O investimento na construção caiu cerca de 6,5% no início de 2023 e é uma das maiores quebras desde 2014. O mais risível é que um Estado que não é capaz de construir o que promete, que não sabe que imóveis tem, num país com apenas 3% de parque habitacional público, acredita que pode substituir-se ao setor privado e arrendar coercivamente para subarrendar, reabilitar casas de privados ou solucionar imbróglios jurídicos.
O mercado de arrendamento já é inexistente e ficará ainda mais rígido. As casas vão demorar anos até ficarem relativamente mais baratas, se é que o farão de todo. No entanto, a boa notícia é que há outro caminho, um caminho que acredita nas liberdades, em incentivos certos, na livre iniciativa e na colaboração entre público, privado e social.

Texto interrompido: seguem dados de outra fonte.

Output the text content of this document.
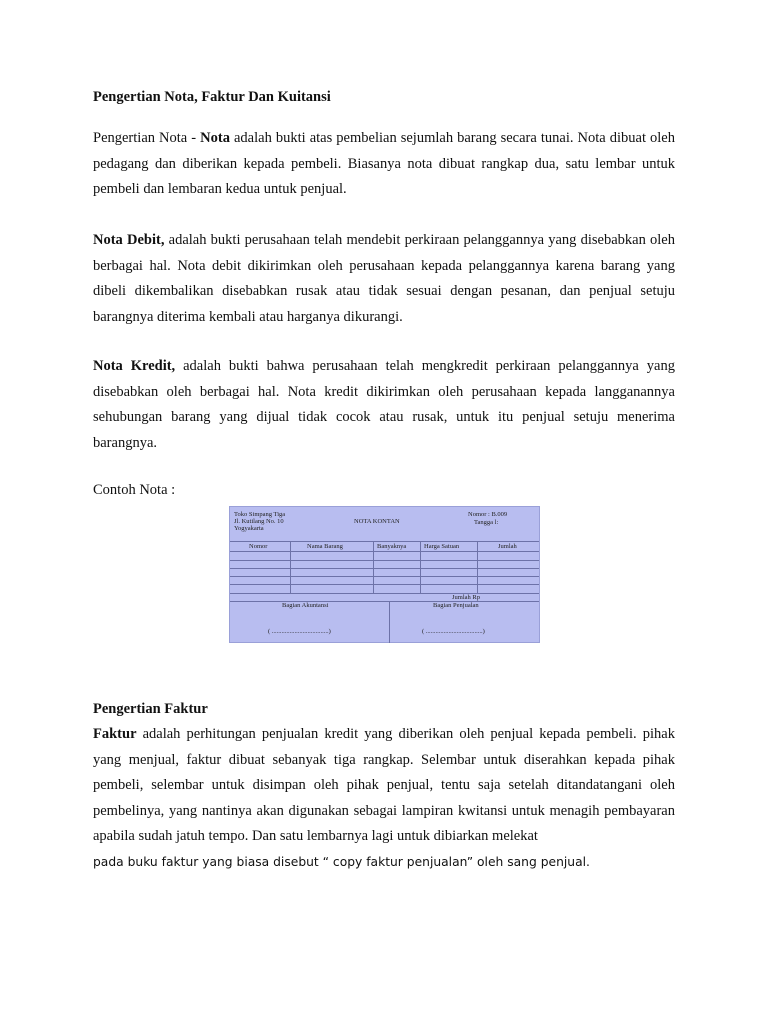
Pengertian Nota, Faktur Dan Kuitansi
Pengertian Nota - Nota adalah bukti atas pembelian sejumlah barang secara tunai. Nota dibuat oleh pedagang dan diberikan kepada pembeli. Biasanya nota dibuat rangkap dua, satu lembar untuk pembeli dan lembaran kedua untuk penjual.
Nota Debit, adalah bukti perusahaan telah mendebit perkiraan pelanggannya yang disebabkan oleh berbagai hal. Nota debit dikirimkan oleh perusahaan kepada pelanggannya karena barang yang dibeli dikembalikan disebabkan rusak atau tidak sesuai dengan pesanan, dan penjual setuju barangnya diterima kembali atau harganya dikurangi.
Nota Kredit, adalah bukti bahwa perusahaan telah mengkredit perkiraan pelanggannya yang disebabkan oleh berbagai hal. Nota kredit dikirimkan oleh perusahaan kepada langganannya sehubungan barang yang dijual tidak cocok atau rusak, untuk itu penjual setuju menerima barangnya.
Contoh Nota :
Toko Simpang Tiga
Jl. Kutilang No. 10
Yogyakarta
NOTA KONTAN
Nomor : B.009
Tangga l:
Nomor	Nama Barang	Banyaknya	Harga Satuan	Jumlah
Jumlah Rp
Bagian Akuntansi	Bagian Penjualan
( ...................................)	( ...................................)
Pengertian Faktur
Faktur adalah perhitungan penjualan kredit yang diberikan oleh penjual kepada pembeli. pihak yang menjual, faktur dibuat sebanyak tiga rangkap. Selembar untuk diserahkan kepada pihak pembeli, selembar untuk disimpan oleh pihak penjual, tentu saja setelah ditandatangani oleh pembelinya, yang nantinya akan digunakan sebagai lampiran kwitansi untuk menagih pembayaran apabila sudah jatuh tempo. Dan satu lembarnya lagi untuk dibiarkan melekat
pada buku faktur yang biasa disebut “ copy faktur penjualan” oleh sang penjual.
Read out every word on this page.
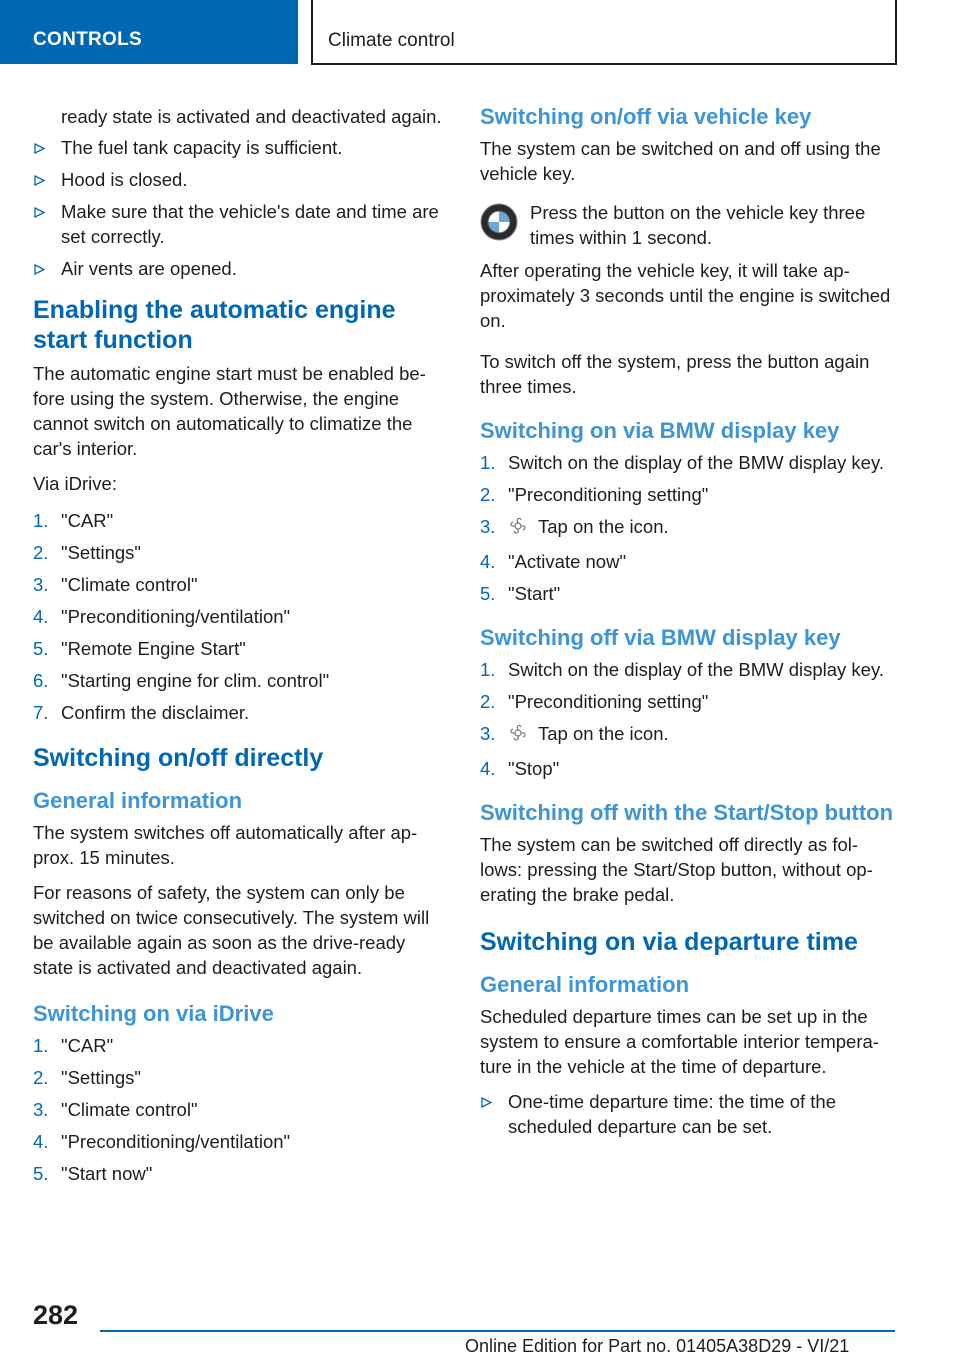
CONTROLS	Climate control
ready state is activated and deactivated again.
The fuel tank capacity is sufficient.
Hood is closed.
Make sure that the vehicle's date and time are set correctly.
Air vents are opened.
Enabling the automatic engine start function

The automatic engine start must be enabled be‐fore using the system. Otherwise, the engine cannot switch on automatically to climatize the car's interior.

Via iDrive:

1. "CAR"
2. "Settings"
3. "Climate control"
4. "Preconditioning/ventilation"
5. "Remote Engine Start"
6. "Starting engine for clim. control"
7. Confirm the disclaimer.
Switching on/off directly
General information

The system switches off automatically after ap‐prox. 15 minutes.

For reasons of safety, the system can only be switched on twice consecutively. The system will be available again as soon as the drive-ready state is activated and deactivated again.

Switching on via iDrive
1. "CAR"
2. "Settings"
3. "Climate control"
4. "Preconditioning/ventilation"
5. "Start now"
Switching on/off via vehicle key

The system can be switched on and off using the vehicle key.

Press the button on the vehicle key three times within 1 second.

After operating the vehicle key, it will take ap‐proximately 3 seconds until the engine is switched on.

To switch off the system, press the button again three times.

Switching on via BMW display key
1. Switch on the display of the BMW display key.
2. "Preconditioning setting"
3. Tap on the icon.
4. "Activate now"
5. "Start"
Switching off via BMW display key
1. Switch on the display of the BMW display key.
2. "Preconditioning setting"
3. Tap on the icon.
4. "Stop"
Switching off with the Start/Stop button

The system can be switched off directly as fol‐lows: pressing the Start/Stop button, without op‐erating the brake pedal.

Switching on via departure time
General information

Scheduled departure times can be set up in the system to ensure a comfortable interior tempera‐ture in the vehicle at the time of departure.

One-time departure time: the time of the scheduled departure can be set.
282
Online Edition for Part no. 01405A38D29 - VI/21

É possível revolucionar o mercado de arrendamento, descongelando rendas (mantendo controlos para rendas com diferencial muito grande para o preço de mercado de forma a evitar despejos, nomeadamente de idosos sem alternativa), facilitando modelos built-to-rent, e permitindo arrendamento temporário (30-90 dias) de habitação própria com encargos fiscais muito reduzidos, prática comum na Holanda. É possível a construção de habitação social com parcerias público-privadas para a edificação e/ou gestão. É possível digitalizar e simplificar procedimentos, torná-los mais transparentes e rastreáveis através dum sistema único digital de licenciamento. É possível baixar o IMI a residências próprias e aumentar a casas devolutas. É possível baixar o IVA da construção. É possível revisitar os PDMs e densificar as nossas cidades. É possível revogar o IMT. É possível investir na educação e retenção de pessoal da construção. É possível baixar o IVA da construção e acabar com o imposto de selo. É possível levantar todo o património inútil do estado e reconverter em residências universitárias e habitação a custos controlados. É possível criar vias verdes para aumentar as cérceas em projetos de reabilitação urbana. É possível reduzir o imposto sobre as rendas. Sem nunca esquecer o investimento nos setores que estão intimamente relacionados com a habitação: a justiça e os transportes, que têm de ser mais céleres e abrangentes.
É possível.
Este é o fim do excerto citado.